Some careers shine brighter than others.
If you’re looking for a career that will help you stand out, join HSBC and fulfil your potential. Whether you want a career that could take you to the top, or simply take you in an exciting new direction, HSBC offers opportunities, support and rewards that will take you further.
HSBC is one of the largest banking and financial services organisations in the world, with operations in 64 countries and territories. We aim to be where the growth is, enabling businesses to thrive and economies to prosper, and, ultimately, helping people to fulfil their hopes and realise their ambitions.
We are currently seeking an experienced professional to join our team in the role of Sr. Associate Director, Software Engineering
In this role, you will
- Lead and manage global production support – Hands-on involvement in all production incidents, problem and SRE related activities along with leading and supporting the teams.
- Accountable to lead / manage the shared lean level 1 support across multiple time zones, ensure the team is sufficient to support our Important Business Services and Business Prioritized Services across all geographies where it’s corresponding businesses are based out of.
- Responsible to guide, support and coordinate with POD teams (L2 & L3 support) to to resolve production incidents within the defined SLA’s
- Fostering a culture of ownership, learning, and excellence.
- Oversee real-time monitoring, incident detection, and rapid issue resolution to minimize downtime and service disruption.
- Act as the escalation point for critical incidents, ensuring swift root cause analysis and resolution.
- Drive major incident management (MIM) processes, coordinating cross-functional teams, and leading war room discussions.
- Ensure problem management processes is adhered to identify recurring issues and drive permanent fixes.
- Implement Site Reliability Engineering (SRE) practices to improve system resilience and proactive incident prevention.
- Identify opportunities for automation, AI/ML-based automations, and self-healing capabilities to improve support efficiency.
- Represent IB and FEM as SRE Lead in various CIB meetings & Service Resilience working groups.
- Run regular resiliency call for FEM & IB covering all Incidents, track actions and share learnings across wider teams.
- Accountable for service performance, agreeing SLOs, SLAs, error budgets, and ensuring high service resiliency and stability.
- Measures, track and improves service operational KPIs (e.g. MTTR, Outages to customer)
- Manage and deliver the resiliency book of work across FEM & IB.
- Responsible for Run the Bank cost optimization
- Optimize support processes, automation, and tooling to enhance operational efficiency.
- Work with infrastructure, development, and business teams to produce / review real time monitoring and informational dashboards and to improve system reliability and performance.
- Adhoc review of change management processes to ensure processes are being adhered to with regards to CR closure and RCA of failed changes to avoid repeat incidents.
- Work closely with risk and audit teams to ensure that all risks across the applications are fully understood and managed appropriately.

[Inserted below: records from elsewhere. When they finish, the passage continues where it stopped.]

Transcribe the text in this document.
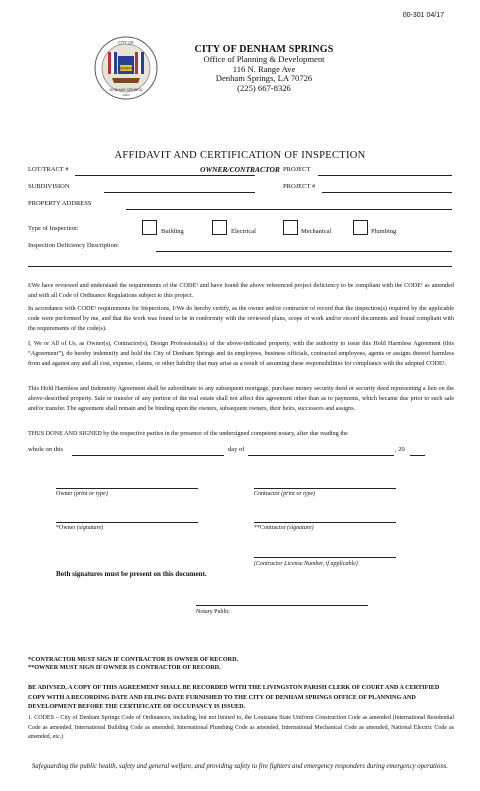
00-301 04/17
DENHAM
CITY OF
DENHAM SPRINGS
1903
CITY OF DENHAM SPRINGS
Office of Planning & Development
116 N. Range Ave
Denham Springs, LA 70726
(225) 667-8326
AFFIDAVIT AND CERTIFICATION OF INSPECTION
OWNER/CONTRACTOR
LOT/TRACT #	PROJECT
SUBDIVISION	PROJECT #
PROPERTY ADDRESS
Type of Inspection:	Building	Electrical	Mechanical	Plumbing
Inspection Deficiency Description:
I/We have reviewed and understand the requirements of the CODE¹ and have found the above referenced project deficiency to be compliant with the CODE¹ as amended and with all Code of Ordinance Regulations subject to this project.
In accordance with CODE¹ requirements for Inspections, I/We do hereby certify, as the owner and/or contractor of record that the inspection(s) required by the applicable code were performed by me, and that the work was found to be in conformity with the reviewed plans, scope of work and/or record documents and found compliant with the requirements of the code(s).
I, We or All of Us, as Owner(s), Contractor(s), Design Professional(s) of the above-indicated property, with the authority to issue this Hold Harmless Agreement (this “Agreement”), do hereby indemnify and hold the City of Denham Springs and its employees, business officials, contracted employees, agents or assigns thereof harmless from and against any and all cost, expense, claims, or other liability that may arise as a result of assuming these responsibilities for compliance with the adopted CODE¹.
This Hold Harmless and Indemnity Agreement shall be subordinate to any subsequent mortgage, purchase money security deed or security deed representing a lien on the above-described property. Sale or transfer of any portion of the real estate shall not affect this agreement other than as to payments, which became due prior to such sale and/or transfer. The agreement shall remain and be binding upon the owners, subsequent owners, their heirs, successors and assigns.
THUS DONE AND SIGNED by the respective parties in the presence of the undersigned competent notary, after due reading the
whole on this	day of	, 20
Owner (print or type)	Contractor (print or type)
*Owner (signature)	**Contractor (signature)
(Contractor License Number, if applicable)
Both signatures must be present on this document.
Notary Public
*CONTRACTOR MUST SIGN IF CONTRACTOR IS OWNER OF RECORD.
**OWNER MUST SIGN IF OWNER IS CONTRACTOR OF RECORD.
BE ADIVSED, A COPY OF THIS AGREEMENT SHALL BE RECORDED WITH THE LIVINGSTON PARISH CLERK OF COURT AND A CERTIFIED COPY WITH A RECORDING DATE AND FILING DATE FURNISHED TO THE CITY OF DENHAM SPRINGS OFFICE OF PLANNING AND DEVELOPMENT BEFORE THE CERTIFICATE OF OCCUPANCY IS ISSUED.
1. CODES – City of Denham Springs Code of Ordinances, including, but not limited to, the Louisiana State Uniform Construction Code as amended (International Residential Code as amended, International Building Code as amended, International Plumbing Code as amended, International Mechanical Code as amended, National Electric Code as amended, etc.)
Safeguarding the public health, safety and general welfare, and providing safety to fire fighters and emergency responders during emergency operations.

- Participate in cross Global Business / Global Function (GB/GF) Communities of Practice (CoP) meetings to help influence key decisions made at a group level.
Engineering
- Drive and track resiliency OKRs for the teams set by the organization, ensuring continuous skill enhancement and process improvements.
- Monthly reporting of resiliency metrics and OKR
- Work closely with business stakeholders to ensure the service provided to them is of quality and identify gaps for improvement.
- Collaborate with business, application owners, ITSO, TPEM and infrastructure teams to align support strategies with business priorities.
- Provide regular updates to senior leadership on system health, incident trends, and risk mitigation plans
To be successful in this role, you should meet the following requirements:
- 12+ years of overall technology experience.
- Proven experience in Service Quality Management and driving engineering initiatives horizontally for service line.
- Proven experience in Incident management, Problem Management, Observability processes and able to handle crises.
- Ability to communicate to all levels of the organization in a timely manner when incidents occur.
- The ability to run a crisis call to ensure the swift resolution of incidents
- Proven experience in an IT and business environment with in-depth specialization in problem solving, metric analysis and quality improvement;
- A strong Technology background is required to be able to deep dive and intervene in often challenging Technology issues. Solid knowledge of application development, Technology Infrastructure is a must role.
- Ability to apply risk assessment and management principles and processes and find ways of solving or pre-empting issues
- Innovation - Is proactive in developing ideas, continuously searching for improvements in techniques which add value to the business and has full responsibility for implementation.
You’ll achieve more when you join HSBC.